И, пусть мне не нравится писать, может быть, кто-нибудь когда-нибудь сможет увидеть здесь ответ на какой-нибудь свой затаенный вопрос. В конце-то концов, совершенно не важно, что вкладывает автор в свое произведение; важно то, что в нем хочет увидеть читатель.

 

Пролог.

 

Ледяные соленые волны свинцовой строкой набегали на берег. Февральское море было холодно и мрачно. Небо катило тяжелые, грозовые тучи с запада, внушая ужас жителям побережья. Песчаный берег был пуст и гол, лишь дальше, к холмам, пейзаж разнообразили куски серых камней, невесть откуда здесь взявшиеся и невесть с каких времен здесь лежащие, да неожиданно яркая, изумрудно-зеленая, прижавшаяся к земле трава.

Женщина бежала по песку, захлёбываясь от плача:

- Я не хотела! Я не хотела этого! – и тяжелое платье путалось в ее ногах, мешая бежать, прочь от маленького домика на самом крайнем западном берегу Ванаттона.

Наконец у нее не осталось сил. Она прислонилась лбом к растущему у берега дереву: кривому, лысому, высохшему, и, загнанно дыша, посмотрела в далекий морской горизонт.

- Что же я наделала! – прошептала она со слезами на глазах. – Что же будет теперь, как нам быть? Кто заменит его?

Волны молчали, лениво съедали ее следы с песка. Она отстраненно подумала, что теперь ее будет непросто найти, ведь почти не видно, что она здесь недавно прошла.

- Госпожа, - нарушил, все же, ее уединение немолодой уже мужчина в доспехах спустя какое-то время.
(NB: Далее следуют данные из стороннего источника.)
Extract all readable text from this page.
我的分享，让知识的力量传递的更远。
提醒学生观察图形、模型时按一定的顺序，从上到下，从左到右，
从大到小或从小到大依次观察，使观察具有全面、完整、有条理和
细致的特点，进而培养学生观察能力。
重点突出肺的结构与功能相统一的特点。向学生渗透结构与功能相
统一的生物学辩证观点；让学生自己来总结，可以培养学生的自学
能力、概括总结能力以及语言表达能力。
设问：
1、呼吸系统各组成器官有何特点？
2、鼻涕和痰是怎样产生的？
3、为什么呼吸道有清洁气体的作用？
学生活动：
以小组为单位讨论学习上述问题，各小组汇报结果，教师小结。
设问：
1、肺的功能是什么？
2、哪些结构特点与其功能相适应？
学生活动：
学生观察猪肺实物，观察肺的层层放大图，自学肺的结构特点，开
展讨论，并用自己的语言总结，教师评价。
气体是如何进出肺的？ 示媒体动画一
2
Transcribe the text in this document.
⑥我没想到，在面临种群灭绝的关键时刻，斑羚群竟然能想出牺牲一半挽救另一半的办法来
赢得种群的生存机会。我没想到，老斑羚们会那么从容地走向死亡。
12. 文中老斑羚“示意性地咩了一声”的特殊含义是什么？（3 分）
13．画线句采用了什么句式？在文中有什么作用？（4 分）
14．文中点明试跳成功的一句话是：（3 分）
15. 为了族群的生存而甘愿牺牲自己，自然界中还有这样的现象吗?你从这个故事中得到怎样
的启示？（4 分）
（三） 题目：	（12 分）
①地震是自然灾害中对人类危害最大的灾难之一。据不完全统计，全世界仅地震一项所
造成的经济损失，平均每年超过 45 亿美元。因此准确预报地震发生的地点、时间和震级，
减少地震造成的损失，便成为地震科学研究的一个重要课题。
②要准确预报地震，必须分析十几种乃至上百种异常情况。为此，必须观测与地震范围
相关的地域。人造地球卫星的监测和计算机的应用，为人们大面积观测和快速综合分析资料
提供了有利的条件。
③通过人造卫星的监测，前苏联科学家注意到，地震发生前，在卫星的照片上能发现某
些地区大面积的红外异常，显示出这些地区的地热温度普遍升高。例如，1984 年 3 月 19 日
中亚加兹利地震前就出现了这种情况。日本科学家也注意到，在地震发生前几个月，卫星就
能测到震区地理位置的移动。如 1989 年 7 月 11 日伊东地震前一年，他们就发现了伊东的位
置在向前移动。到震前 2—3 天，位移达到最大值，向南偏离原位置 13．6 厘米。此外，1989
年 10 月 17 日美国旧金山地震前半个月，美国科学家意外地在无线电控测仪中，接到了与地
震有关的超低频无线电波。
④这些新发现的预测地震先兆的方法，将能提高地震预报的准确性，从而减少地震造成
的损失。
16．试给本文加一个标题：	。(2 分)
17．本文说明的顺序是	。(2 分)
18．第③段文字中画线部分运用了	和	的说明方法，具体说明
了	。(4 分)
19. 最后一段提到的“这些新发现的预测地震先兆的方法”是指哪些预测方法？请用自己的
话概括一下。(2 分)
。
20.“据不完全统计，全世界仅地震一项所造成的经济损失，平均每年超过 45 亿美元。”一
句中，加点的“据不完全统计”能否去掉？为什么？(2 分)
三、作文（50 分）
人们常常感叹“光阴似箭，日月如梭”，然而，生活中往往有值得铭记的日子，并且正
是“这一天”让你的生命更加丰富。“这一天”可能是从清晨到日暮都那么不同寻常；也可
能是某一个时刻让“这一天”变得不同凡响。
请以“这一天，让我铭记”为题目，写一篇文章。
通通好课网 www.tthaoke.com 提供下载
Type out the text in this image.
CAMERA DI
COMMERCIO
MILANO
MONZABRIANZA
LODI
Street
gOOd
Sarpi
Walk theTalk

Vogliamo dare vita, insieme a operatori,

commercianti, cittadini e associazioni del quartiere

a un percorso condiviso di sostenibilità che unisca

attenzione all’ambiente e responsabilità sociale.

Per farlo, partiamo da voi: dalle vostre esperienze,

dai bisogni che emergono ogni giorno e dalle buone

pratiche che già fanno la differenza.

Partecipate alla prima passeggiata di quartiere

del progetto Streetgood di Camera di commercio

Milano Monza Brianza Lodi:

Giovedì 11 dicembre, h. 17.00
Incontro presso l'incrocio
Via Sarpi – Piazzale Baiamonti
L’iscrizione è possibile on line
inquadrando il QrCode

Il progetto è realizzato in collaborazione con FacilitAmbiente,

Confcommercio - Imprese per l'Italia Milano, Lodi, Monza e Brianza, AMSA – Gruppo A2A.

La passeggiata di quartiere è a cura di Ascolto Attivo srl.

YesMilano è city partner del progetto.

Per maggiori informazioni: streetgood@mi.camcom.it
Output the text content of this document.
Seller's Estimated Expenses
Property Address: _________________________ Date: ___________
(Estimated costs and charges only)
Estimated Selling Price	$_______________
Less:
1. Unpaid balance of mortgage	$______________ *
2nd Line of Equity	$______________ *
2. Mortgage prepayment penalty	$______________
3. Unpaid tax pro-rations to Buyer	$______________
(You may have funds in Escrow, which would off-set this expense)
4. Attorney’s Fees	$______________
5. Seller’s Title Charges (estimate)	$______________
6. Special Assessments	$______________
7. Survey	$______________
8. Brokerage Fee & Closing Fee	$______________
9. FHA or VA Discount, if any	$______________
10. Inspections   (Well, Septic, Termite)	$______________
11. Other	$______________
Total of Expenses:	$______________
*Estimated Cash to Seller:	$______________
- Что? – бесцветным голосом спросила женщина, не отрывая глаз от морских валов. Кажется, начиналась буря. В ее глазах, казалось, вместо все более бурного моря уже отражались корабли с черными парусами и гербом владыки демонов. И она не имела ни малейшего понятия, как остановить покачнувшиеся весы. Впервые в жизни она почувствовала себя беззащитной и беспомощной.

- Король умер.

- Что ж, - она помолчала. – Да здравствует королева.

 

Часть 1. «Гости Береду Ра»

 

Пусть поймут, что я существую

Тысячу лет подряд.

Я наполню познаньем их сердце,

Я наполню слезами их взгляд.

- Редьярд Киплинг.

 

Глава 1. Вышедший на берег океан.

 

1-й год эпохи Пяти Королев. Середина февраля.

Я ненавижу рассказывать все с самого начала. Что и из чего – не моя забота. Право, порой мне жаль, что нельзя одним лишь желанием дать возможность другим увидеть моими глазами всё мною пережитое. Тогда бы не пришлось раскрывать сундуки памяти вновь и вновь, вороша былое на вопросы «а почему?», «когда и где?», «а кто?», «а как так вышло?».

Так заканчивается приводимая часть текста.